I have had this bag of chia seeds in my pantry for a couple months. Things have hectic here and I couldn’t seem to find time to play around with these. Since I had not worked with these before I was starting at ground zero and I didn’t know what to expect.

If you are wondering why I bought them it is because “they are good for you”, which is what I always tell my husband. Specifically, chia seeds are high in Omega 3 fatty acids, which we should all be eating more of these days since they are reported to help prevent and fight cancer.

I did a little research on the ratio of Omega 3 to Omega 6 of both chia seeds and flaxseeds. Chia seeds ratio for 28 grams was (4915:1620) and the same amount of flaxseeds was (6388:1655). The overall ratio (omega 3:6) was better for the flaxseeds, but chia seeds are still nutritionally impressive.

The nutrition information on the package I bought reflects the following for two tablespoons (15 grams):

Calories: 60g
Calories from fat: 45g

Total Fat: 5g
Saturated Fat: .5g
Sodium: 3mg
Total Carbohydrates: 6g
Fiber: 5g
Sugar: 0g
Protein: 3g

A quick online search revealed that chia seeds are used to add viscosity to raw foods. Sounds to me like a sauce or beverage is in order.

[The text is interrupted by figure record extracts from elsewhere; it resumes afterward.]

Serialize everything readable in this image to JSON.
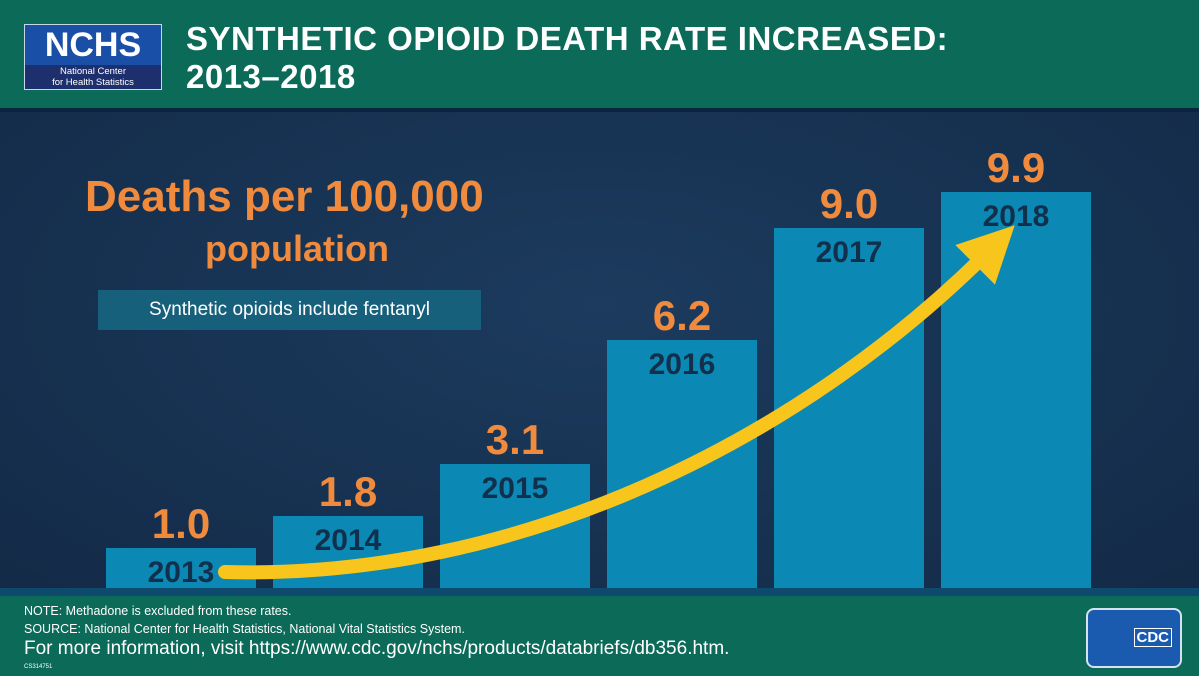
{
  "header": {
    "logo_main": "NCHS",
    "logo_sub1": "National Center",
    "logo_sub2": "for Health Statistics",
    "title_line1": "SYNTHETIC OPIOID DEATH RATE INCREASED:",
    "title_line2": "2013–2018"
  },
  "chart_data": {
    "type": "bar",
    "title": "SYNTHETIC OPIOID DEATH RATE INCREASED: 2013–2018",
    "ylabel": "Deaths per 100,000 population",
    "categories": [
      "2013",
      "2014",
      "2015",
      "2016",
      "2017",
      "2018"
    ],
    "values": [
      1.0,
      1.8,
      3.1,
      6.2,
      9.0,
      9.9
    ],
    "value_labels": [
      "1.0",
      "1.8",
      "3.1",
      "6.2",
      "9.0",
      "9.9"
    ],
    "ylim": [
      0,
      10
    ],
    "grid": false,
    "annotation": "Synthetic opioids include fentanyl",
    "colors": {
      "bar": "#0b88b4",
      "value_label": "#f08a3c",
      "year_label": "#12304c",
      "arrow": "#f7c51c"
    }
  },
  "chart": {
    "ylabel_line1": "Deaths per 100,000",
    "ylabel_line2": "population",
    "note": "Synthetic opioids include fentanyl"
  },
  "footer": {
    "note": "NOTE: Methadone is excluded from these rates.",
    "source": "SOURCE: National Center for Health Statistics, National Vital Statistics System.",
    "more": "For more information, visit https://www.cdc.gov/nchs/products/databriefs/db356.htm.",
    "code": "CS314751",
    "cdc_logo": "CDC"
  }
}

Adding chia seeds to water and waiting 30 minutes leads to the formation of a gelatin like substance. Sounds like a good place to start my experiment.

I tossed 2 tablespoons of white chia seeds and ½ cup of water in my Vitamix and let it sit for 10 minutes to see what would happen. At the 10 minute mark the mixture was gelatinous. When I turned the blender over the mixture was almost solid and did not move. I gave it a little stir with a fork and waited another 10 minutes. After 10 minutes when I went back to stir the seeds with a fork and they had gelatinized again. Like any good cook of course I licked the fork. What do the chia seeds taste like? Well, they don’t taste like anything. They are more a texture than a flavor. The texture reminds me of the seeds in a tomato with the juice pocket around them, only smaller. The taste is so mild that there is no discernable taste. Experiment over, time for a beverage.

I added a peach to the blender with the gelled seeds and turned it on. Clearly I should have added water, it is so thick I was not certain it would pour. I started by adding a 1 cup of water and ended with 1-½ cups of water in the blender. The resulting juice is thin enough to drink but still thicker than pureed juice alone.

Bottom line, I will be adding these to my recipes from now on when I can. I love the fact that they are tasteless and don’t need to be ground up. I think these will be perfect in my almond milk panna cotta. I guess I need to make another batch on almond now so I can test that theory in the next few days.